Ivan Braginski: Light my Heart

The young boy shivered in the frozen tundra, his breath fanning out before him in visible wisps. His hands were severely frostbitten as he had no gloves. What a piteous state I'm in was the thought that came to his mind. He had the yoke of the Tatars on him. He knew life was hard now, but he also knew somehow that someday, he was going to be a big nation. So for now, he would struggle to live on and wait for the day to fulfill his dream that had not yet been realized.

As he matured, he grew more rebellious. He began to question the Tatars' authority. He slacked off when the Tatars gave him work to do. When he was questioned why he was slacking, he replied that he was tired. The Tatars did not tolerate this, of course, and they placed him in a dark cell in solitude. A burly man came into the cell every day and gave the boy a dozen lashings with a cruel-looking whip. This left the boy in a horrible state both mentally and physically- he had a thousand scars on his mind and body.

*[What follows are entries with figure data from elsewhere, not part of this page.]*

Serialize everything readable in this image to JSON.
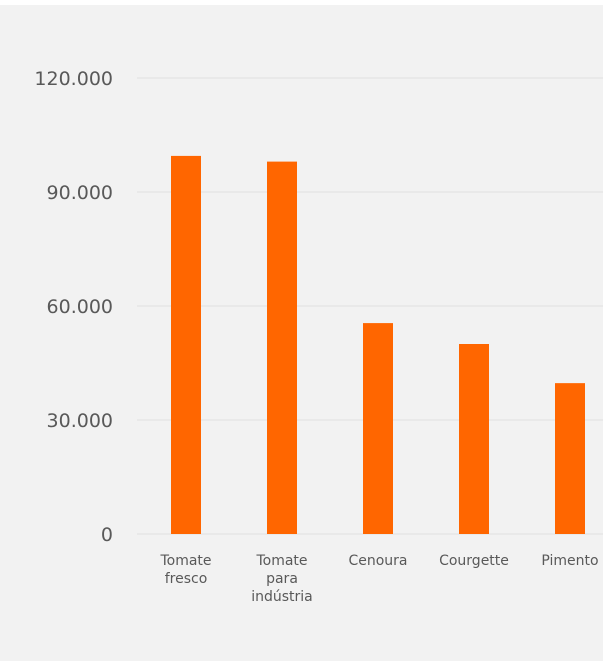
{
  "chart_data": {
    "type": "bar",
    "categories": [
      "Tomate fresco",
      "Tomate para indústria",
      "Cenoura",
      "Courgette",
      "Pimento"
    ],
    "category_lines": [
      [
        "Tomate",
        "fresco"
      ],
      [
        "Tomate",
        "para",
        "indústria"
      ],
      [
        "Cenoura"
      ],
      [
        "Courgette"
      ],
      [
        "Pimento"
      ]
    ],
    "values": [
      99500,
      98000,
      55500,
      50000,
      39700
    ],
    "ylim": [
      0,
      120000
    ],
    "yticks": [
      0,
      30000,
      60000,
      90000,
      120000
    ],
    "ytick_labels": [
      "0",
      "30.000",
      "60.000",
      "90.000",
      "120.000"
    ],
    "grid": true,
    "legend": "none",
    "bar_color": "#ff6600",
    "grid_color": "#e0e0e0",
    "background_color": "#f2f2f2",
    "title": "",
    "xlabel": "",
    "ylabel": ""
  }
}
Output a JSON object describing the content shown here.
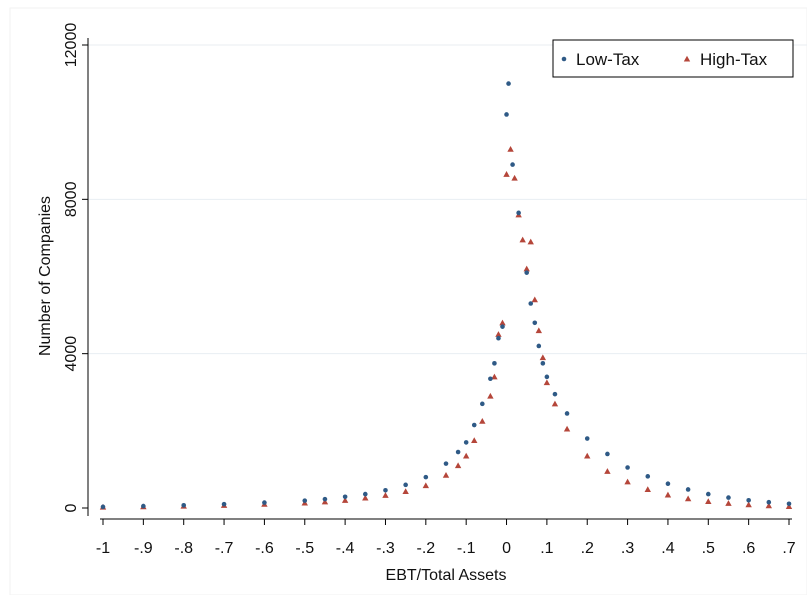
{
  "chart_data": {
    "type": "scatter",
    "xlabel": "EBT/Total Assets",
    "ylabel": "Number of Companies",
    "xlim": [
      -1.0,
      0.7
    ],
    "ylim": [
      0,
      12000
    ],
    "x_ticks": [
      -1.0,
      -0.9,
      -0.8,
      -0.7,
      -0.6,
      -0.5,
      -0.4,
      -0.3,
      -0.2,
      -0.1,
      0.0,
      0.1,
      0.2,
      0.3,
      0.4,
      0.5,
      0.6,
      0.7
    ],
    "x_tick_labels": [
      "-1",
      "-.9",
      "-.8",
      "-.7",
      "-.6",
      "-.5",
      "-.4",
      "-.3",
      "-.2",
      "-.1",
      "0",
      ".1",
      ".2",
      ".3",
      ".4",
      ".5",
      ".6",
      ".7"
    ],
    "y_ticks": [
      0,
      4000,
      8000,
      12000
    ],
    "y_tick_labels": [
      "0",
      "4000",
      "8000",
      "12000"
    ],
    "grid": "horizontal",
    "legend_position": "top-right",
    "series": [
      {
        "name": "Low-Tax",
        "color": "#2f5a86",
        "marker": "circle",
        "points": [
          [
            -1.0,
            30
          ],
          [
            -0.9,
            50
          ],
          [
            -0.8,
            70
          ],
          [
            -0.7,
            100
          ],
          [
            -0.6,
            140
          ],
          [
            -0.5,
            190
          ],
          [
            -0.45,
            230
          ],
          [
            -0.4,
            290
          ],
          [
            -0.35,
            360
          ],
          [
            -0.3,
            460
          ],
          [
            -0.25,
            600
          ],
          [
            -0.2,
            800
          ],
          [
            -0.15,
            1150
          ],
          [
            -0.12,
            1450
          ],
          [
            -0.1,
            1700
          ],
          [
            -0.08,
            2150
          ],
          [
            -0.06,
            2700
          ],
          [
            -0.04,
            3350
          ],
          [
            -0.03,
            3750
          ],
          [
            -0.02,
            4400
          ],
          [
            -0.01,
            4700
          ],
          [
            0.0,
            10200
          ],
          [
            0.005,
            11000
          ],
          [
            0.015,
            8900
          ],
          [
            0.03,
            7650
          ],
          [
            0.05,
            6100
          ],
          [
            0.06,
            5300
          ],
          [
            0.07,
            4800
          ],
          [
            0.08,
            4200
          ],
          [
            0.09,
            3750
          ],
          [
            0.1,
            3400
          ],
          [
            0.12,
            2950
          ],
          [
            0.15,
            2450
          ],
          [
            0.2,
            1800
          ],
          [
            0.25,
            1400
          ],
          [
            0.3,
            1050
          ],
          [
            0.35,
            820
          ],
          [
            0.4,
            630
          ],
          [
            0.45,
            480
          ],
          [
            0.5,
            360
          ],
          [
            0.55,
            270
          ],
          [
            0.6,
            200
          ],
          [
            0.65,
            150
          ],
          [
            0.7,
            110
          ]
        ]
      },
      {
        "name": "High-Tax",
        "color": "#b5463a",
        "marker": "triangle",
        "points": [
          [
            -1.0,
            25
          ],
          [
            -0.9,
            35
          ],
          [
            -0.8,
            50
          ],
          [
            -0.7,
            70
          ],
          [
            -0.6,
            100
          ],
          [
            -0.5,
            130
          ],
          [
            -0.45,
            160
          ],
          [
            -0.4,
            200
          ],
          [
            -0.35,
            260
          ],
          [
            -0.3,
            330
          ],
          [
            -0.25,
            430
          ],
          [
            -0.2,
            580
          ],
          [
            -0.15,
            850
          ],
          [
            -0.12,
            1100
          ],
          [
            -0.1,
            1350
          ],
          [
            -0.08,
            1750
          ],
          [
            -0.06,
            2250
          ],
          [
            -0.04,
            2900
          ],
          [
            -0.03,
            3400
          ],
          [
            -0.02,
            4500
          ],
          [
            -0.01,
            4800
          ],
          [
            0.0,
            8650
          ],
          [
            0.01,
            9300
          ],
          [
            0.02,
            8550
          ],
          [
            0.03,
            7600
          ],
          [
            0.04,
            6950
          ],
          [
            0.05,
            6200
          ],
          [
            0.06,
            6900
          ],
          [
            0.07,
            5400
          ],
          [
            0.08,
            4600
          ],
          [
            0.09,
            3900
          ],
          [
            0.1,
            3250
          ],
          [
            0.12,
            2700
          ],
          [
            0.15,
            2050
          ],
          [
            0.2,
            1350
          ],
          [
            0.25,
            950
          ],
          [
            0.3,
            680
          ],
          [
            0.35,
            480
          ],
          [
            0.4,
            340
          ],
          [
            0.45,
            240
          ],
          [
            0.5,
            170
          ],
          [
            0.55,
            120
          ],
          [
            0.6,
            85
          ],
          [
            0.65,
            60
          ],
          [
            0.7,
            40
          ]
        ]
      }
    ]
  }
}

The burly man came in as usual one day when the boy had been in jail for three years. He pulled out the bloodstained whip and raised it, preparing to give the boy another bout of lashings, when the boy turned around. The man took one look at the expression on the child's face and dropped his whip in fright. It was an expression that would give anyone nightmares, an expression that a child should never have on their face. The eyes- a cold mercilessness that reflected the eternal winter of the kid's homeland. The mouth- a pleasant smile. The boy picked the whip up off the floor. The man found himself pleading, clasping the boy's feet. But the boy paid him no heed, just raised the whip like the man had done so many times before, and whipped the man until he gasped his last.

The kid looked at the blood on the floor. He bent down, stuck a finger in, and licked the blood off of it. He grinned. This was the taste of freedom. No one could stop him now.

Finally, he left his cell, which had practically become his home. And he ran. He ran with no sense of where he was going, just a sense that he was going. His path led him to a farm which appeared to be deserted. He sat down on a hay bale to take a rest before continuing his journey.